[lbo-talk] words of The Wise

Max Sawicky sawicky at verizon.net
Wed Oct 7 14:20:12 PDT 2009


This seems to overstate a bit. Multiculturalism (MC) at least superficially is committed to equality in some sense and to tolerance more emphatically. You could say it glosses over power relationships and economic interests that underly racism, in other words it is liberalism rather than radicalism. In that respect it subverts anti-racism, the same way reformism subverts radical analysis.

Cooptation is pretty ubiquitous. Malcolm X has been on U.S. stamps and is referred to as a "civil rights leader." We have a Malcolm X Park in D.C., but no VI Lenin park. Cooptation is not unique to MC.
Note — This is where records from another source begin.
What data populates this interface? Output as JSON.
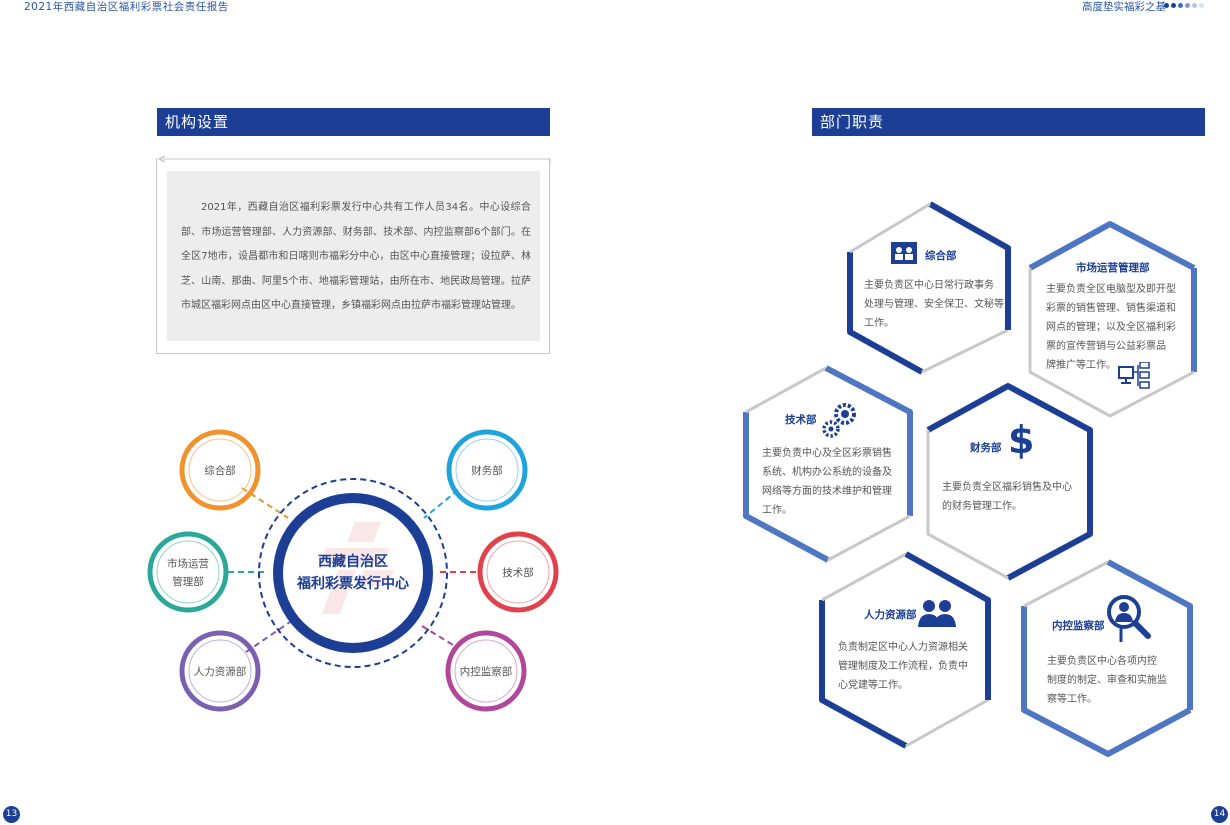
{
  "header": {
    "left_title": "2021年西藏自治区福利彩票社会责任报告",
    "right_title": "高度垫实福彩之基",
    "dot_colors": [
      "#1c3f95",
      "#1c3f95",
      "#3d6bc4",
      "#7b9bd9",
      "#b4c6ea",
      "#d8e1f3"
    ]
  },
  "page_numbers": {
    "left": "13",
    "right": "14"
  },
  "left": {
    "section_title": "机构设置",
    "intro": "2021年，西藏自治区福利彩票发行中心共有工作人员34名。中心设综合部、市场运营管理部、人力资源部、财务部、技术部、内控监察部6个部门。在全区7地市，设昌都市和日喀则市福彩分中心，由区中心直接管理；设拉萨、林芝、山南、那曲、阿里5个市、地福彩管理站，由所在市、地民政局管理。拉萨市城区福彩网点由区中心直接管理，乡镇福彩网点由拉萨市福彩管理站管理。",
    "center": {
      "line1": "西藏自治区",
      "line2": "福利彩票发行中心",
      "color": "#1c3f95"
    },
    "departments": [
      {
        "label": "综合部",
        "color": "#f0922e"
      },
      {
        "label_line1": "市场运营",
        "label_line2": "管理部",
        "color": "#2aa89a"
      },
      {
        "label": "人力资源部",
        "color": "#7b5fb0"
      },
      {
        "label": "财务部",
        "color": "#1fa3dc"
      },
      {
        "label": "技术部",
        "color": "#e0414a"
      },
      {
        "label": "内控监察部",
        "color": "#b0479a"
      }
    ]
  },
  "right": {
    "section_title": "部门职责",
    "duties": [
      {
        "title": "综合部",
        "icon": "meeting-icon",
        "lines": [
          "主要负责区中心日常行政事务",
          "处理与管理、安全保卫、文秘等",
          "工作。"
        ]
      },
      {
        "title": "市场运营管理部",
        "icon": "network-icon",
        "lines": [
          "主要负责全区电脑型及即开型",
          "彩票的销售管理、销售渠道和",
          "网点的管理；以及全区福利彩",
          "票的宣传营销与公益彩票品",
          "牌推广等工作。"
        ]
      },
      {
        "title": "技术部",
        "icon": "gears-icon",
        "lines": [
          "主要负责中心及全区彩票销售",
          "系统、机构办公系统的设备及",
          "网络等方面的技术维护和管理",
          "工作。"
        ]
      },
      {
        "title": "财务部",
        "icon": "dollar-icon",
        "lines": [
          "主要负责全区福彩销售及中心",
          "的财务管理工作。"
        ]
      },
      {
        "title": "人力资源部",
        "icon": "people-icon",
        "lines": [
          "负责制定区中心人力资源相关",
          "管理制度及工作流程，负责中",
          "心党建等工作。"
        ]
      },
      {
        "title": "内控监察部",
        "icon": "magnifier-person-icon",
        "lines": [
          "主要负责区中心各项内控",
          "制度的制定、审查和实施监",
          "察等工作。"
        ]
      }
    ]
  }
}
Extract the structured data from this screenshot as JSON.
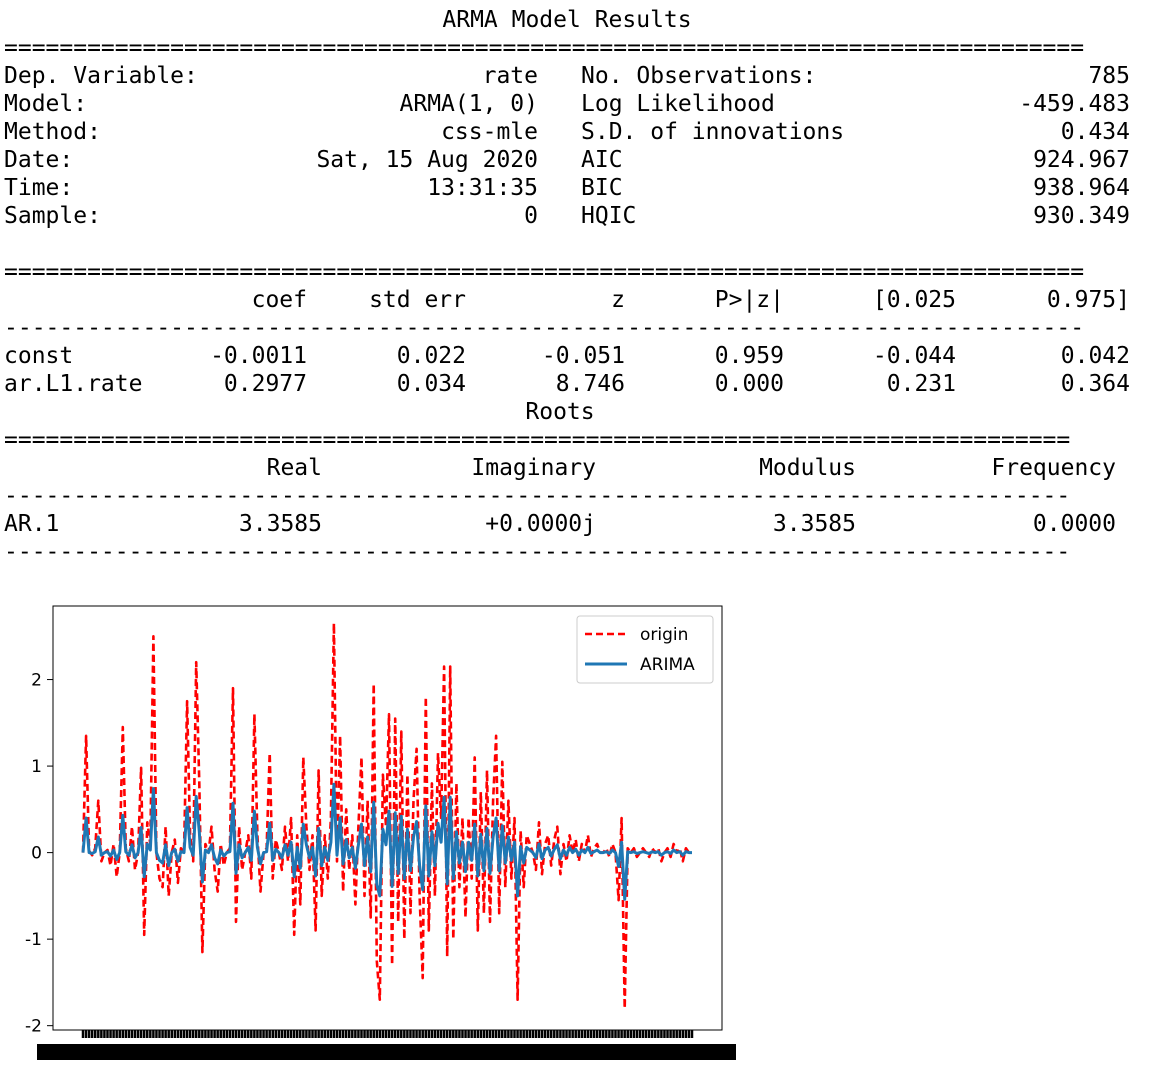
{
  "summary": {
    "title": "ARMA Model Results",
    "rule_double": "==============================================================================",
    "rule_single": "------------------------------------------------------------------------------",
    "roots_rule_double": "=============================================================================",
    "roots_rule_single": "-----------------------------------------------------------------------------",
    "left_info": [
      {
        "label": "Dep. Variable:",
        "value": "rate"
      },
      {
        "label": "Model:",
        "value": "ARMA(1, 0)"
      },
      {
        "label": "Method:",
        "value": "css-mle"
      },
      {
        "label": "Date:",
        "value": "Sat, 15 Aug 2020"
      },
      {
        "label": "Time:",
        "value": "13:31:35"
      },
      {
        "label": "Sample:",
        "value": "0"
      }
    ],
    "right_info": [
      {
        "label": "No. Observations:",
        "value": "785"
      },
      {
        "label": "Log Likelihood",
        "value": "-459.483"
      },
      {
        "label": "S.D. of innovations",
        "value": "0.434"
      },
      {
        "label": "AIC",
        "value": "924.967"
      },
      {
        "label": "BIC",
        "value": "938.964"
      },
      {
        "label": "HQIC",
        "value": "930.349"
      }
    ],
    "coef_header": [
      "coef",
      "std err",
      "z",
      "P>|z|",
      "[0.025",
      "0.975]"
    ],
    "coef_rows": [
      {
        "name": "const",
        "cells": [
          "-0.0011",
          "0.022",
          "-0.051",
          "0.959",
          "-0.044",
          "0.042"
        ]
      },
      {
        "name": "ar.L1.rate",
        "cells": [
          "0.2977",
          "0.034",
          "8.746",
          "0.000",
          "0.231",
          "0.364"
        ]
      }
    ],
    "roots_title": "Roots",
    "roots_header": [
      "Real",
      "Imaginary",
      "Modulus",
      "Frequency"
    ],
    "roots_rows": [
      {
        "name": "AR.1",
        "cells": [
          "3.3585",
          "+0.0000j",
          "3.3585",
          "0.0000"
        ]
      }
    ]
  },
  "chart_data": {
    "type": "line",
    "title": "",
    "xlabel": "",
    "ylabel": "",
    "ylim": [
      -2.05,
      2.85
    ],
    "yticks": [
      2,
      1,
      0,
      -1,
      -2
    ],
    "n_points": 200,
    "grid": false,
    "legend_position": "top-right",
    "series": [
      {
        "name": "origin",
        "color": "#ff0000",
        "style": "dashed",
        "values": [
          0.0,
          1.35,
          0.02,
          -0.03,
          0.05,
          0.6,
          -0.1,
          0.0,
          0.03,
          -0.15,
          0.1,
          -0.28,
          0.0,
          1.45,
          0.05,
          -0.1,
          0.3,
          -0.2,
          0.0,
          0.98,
          -0.95,
          0.35,
          0.1,
          2.5,
          0.0,
          -0.3,
          -0.4,
          0.3,
          -0.5,
          0.0,
          0.15,
          -0.35,
          0.05,
          0.0,
          1.75,
          0.2,
          -0.1,
          2.2,
          0.8,
          -1.15,
          0.1,
          0.0,
          0.3,
          -0.2,
          -0.45,
          0.1,
          -0.15,
          0.0,
          0.05,
          1.9,
          -0.8,
          0.3,
          -0.2,
          0.0,
          0.2,
          -0.3,
          1.6,
          0.2,
          -0.45,
          0.0,
          0.05,
          1.15,
          -0.3,
          0.15,
          0.0,
          -0.2,
          0.3,
          -0.1,
          0.4,
          -0.95,
          0.2,
          -0.6,
          1.1,
          0.3,
          -0.2,
          0.2,
          -0.9,
          0.95,
          -0.5,
          0.2,
          -0.3,
          0.4,
          2.65,
          -0.1,
          1.35,
          -0.45,
          0.5,
          -0.2,
          0.2,
          -0.6,
          0.3,
          1.1,
          -0.5,
          0.6,
          -0.75,
          1.95,
          -1.25,
          -1.7,
          0.9,
          0.3,
          1.6,
          -1.3,
          1.55,
          -0.8,
          1.4,
          -1.0,
          0.9,
          -0.7,
          0.6,
          1.2,
          -0.5,
          -1.45,
          1.8,
          -0.9,
          0.8,
          -0.5,
          1.15,
          0.4,
          2.15,
          -1.2,
          2.15,
          -1.0,
          0.8,
          -0.4,
          0.4,
          -0.75,
          0.4,
          -0.3,
          1.1,
          -0.9,
          0.7,
          -0.7,
          0.95,
          -0.8,
          0.6,
          1.35,
          -0.7,
          1.05,
          -0.4,
          0.6,
          -0.3,
          0.4,
          -1.7,
          0.25,
          -0.4,
          0.2,
          0.1,
          0.0,
          -0.2,
          0.35,
          -0.25,
          0.1,
          0.2,
          -0.15,
          0.15,
          0.3,
          -0.25,
          0.1,
          -0.1,
          0.2,
          0.0,
          0.15,
          -0.1,
          0.1,
          0.0,
          0.2,
          -0.05,
          0.05,
          0.1,
          0.0,
          0.0,
          0.05,
          -0.05,
          0.1,
          0.0,
          -0.55,
          0.4,
          -1.8,
          0.05,
          0.0,
          0.05,
          -0.05,
          0.0,
          0.05,
          0.0,
          -0.05,
          0.05,
          0.0,
          0.05,
          -0.1,
          0.0,
          0.05,
          -0.05,
          0.1,
          0.0,
          0.05,
          -0.1,
          0.05,
          0.0,
          0.0
        ]
      },
      {
        "name": "ARIMA",
        "color": "#1f77b4",
        "style": "solid",
        "values": [
          0.0,
          0.4,
          0.0,
          -0.01,
          0.01,
          0.18,
          -0.03,
          0.0,
          0.01,
          -0.04,
          0.03,
          -0.08,
          0.0,
          0.43,
          0.01,
          -0.03,
          0.09,
          -0.06,
          0.0,
          0.29,
          -0.28,
          0.1,
          0.03,
          0.74,
          0.0,
          -0.09,
          -0.12,
          0.09,
          -0.15,
          0.0,
          0.04,
          -0.1,
          0.01,
          0.0,
          0.52,
          0.06,
          -0.03,
          0.65,
          0.24,
          -0.34,
          0.03,
          0.0,
          0.09,
          -0.06,
          -0.13,
          0.03,
          -0.04,
          0.0,
          0.01,
          0.57,
          -0.24,
          0.09,
          -0.06,
          0.0,
          0.06,
          -0.09,
          0.48,
          0.06,
          -0.13,
          0.0,
          0.01,
          0.34,
          -0.09,
          0.04,
          0.0,
          -0.06,
          0.09,
          -0.03,
          0.12,
          -0.28,
          0.06,
          -0.18,
          0.33,
          0.09,
          -0.06,
          0.06,
          -0.27,
          0.28,
          -0.15,
          0.06,
          -0.09,
          0.12,
          0.79,
          -0.03,
          0.4,
          -0.13,
          0.15,
          -0.06,
          0.06,
          -0.18,
          0.09,
          0.33,
          -0.15,
          0.18,
          -0.22,
          0.58,
          -0.37,
          -0.5,
          0.27,
          0.09,
          0.48,
          -0.39,
          0.46,
          -0.24,
          0.42,
          -0.3,
          0.27,
          -0.21,
          0.18,
          0.36,
          -0.15,
          -0.43,
          0.54,
          -0.27,
          0.24,
          -0.15,
          0.34,
          0.12,
          0.64,
          -0.36,
          0.64,
          -0.3,
          0.24,
          -0.12,
          0.12,
          -0.22,
          0.12,
          -0.09,
          0.33,
          -0.27,
          0.21,
          -0.21,
          0.28,
          -0.24,
          0.18,
          0.4,
          -0.21,
          0.31,
          -0.12,
          0.18,
          -0.09,
          0.12,
          -0.5,
          0.07,
          -0.12,
          0.06,
          0.03,
          0.0,
          -0.06,
          0.1,
          -0.07,
          0.03,
          0.06,
          -0.04,
          0.04,
          0.09,
          -0.07,
          0.03,
          -0.03,
          0.06,
          0.0,
          0.04,
          -0.03,
          0.03,
          0.0,
          0.06,
          -0.01,
          0.01,
          0.03,
          0.0,
          0.0,
          0.01,
          -0.01,
          0.03,
          0.0,
          -0.16,
          0.12,
          -0.54,
          0.01,
          0.0,
          0.01,
          -0.01,
          0.0,
          0.01,
          0.0,
          -0.01,
          0.01,
          0.0,
          0.01,
          -0.03,
          0.0,
          0.01,
          -0.01,
          0.03,
          0.0,
          0.01,
          -0.03,
          0.01,
          0.0,
          0.0
        ]
      }
    ]
  }
}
MC is anathema to an old style of racism in the U.S. that has faded but is far from dead. It can be more easily accommodated by neo-liberalism, I agree w/Michaels etc on this, but I would not make it out to be toxic either.

On Wed, Oct 7, 2009 at 4:28 PM, James Heartfield <Heartfield at blueyonder.co.uk> wrote:
> Alan Rudy seeks to recuperate 'the anti-racist impetus behind multiculturalism' from its critics.I see it differently. It is not that multiculturalism has a rational anti-racist kernel. The relationship between anti-racism and multiculturalism is rather different. Multiculturalism is the subversion of anti-racism, its involution into something quite different.
>
> Throughout the twentieth century many have taken up the fight against racial discrimination and oppression, and demanded equality. Multiculturalism is different. Its central thesis is not the overcoming of inequality, but the accomodation of inequality. Multiculturalism takes difference, not equality as its starting point (and its conclusion).
>
> The other central difference between multiculturalism and anti-racism is that multiculturalism is for the most part an official discourse operated by teachers, municipal administrators, human resources managers and government officials. Anti-racism was for the most part a set of struggles against the state.
>
> Multiculturalism has coopted the anti-racist struggles of the past into its imaginary history. At my school, teachers will happily tell my daughter about Claudia Jones in Black History Month. (And in the next breath they invite her to join the Metropolitan Police run 'Detective Club'.)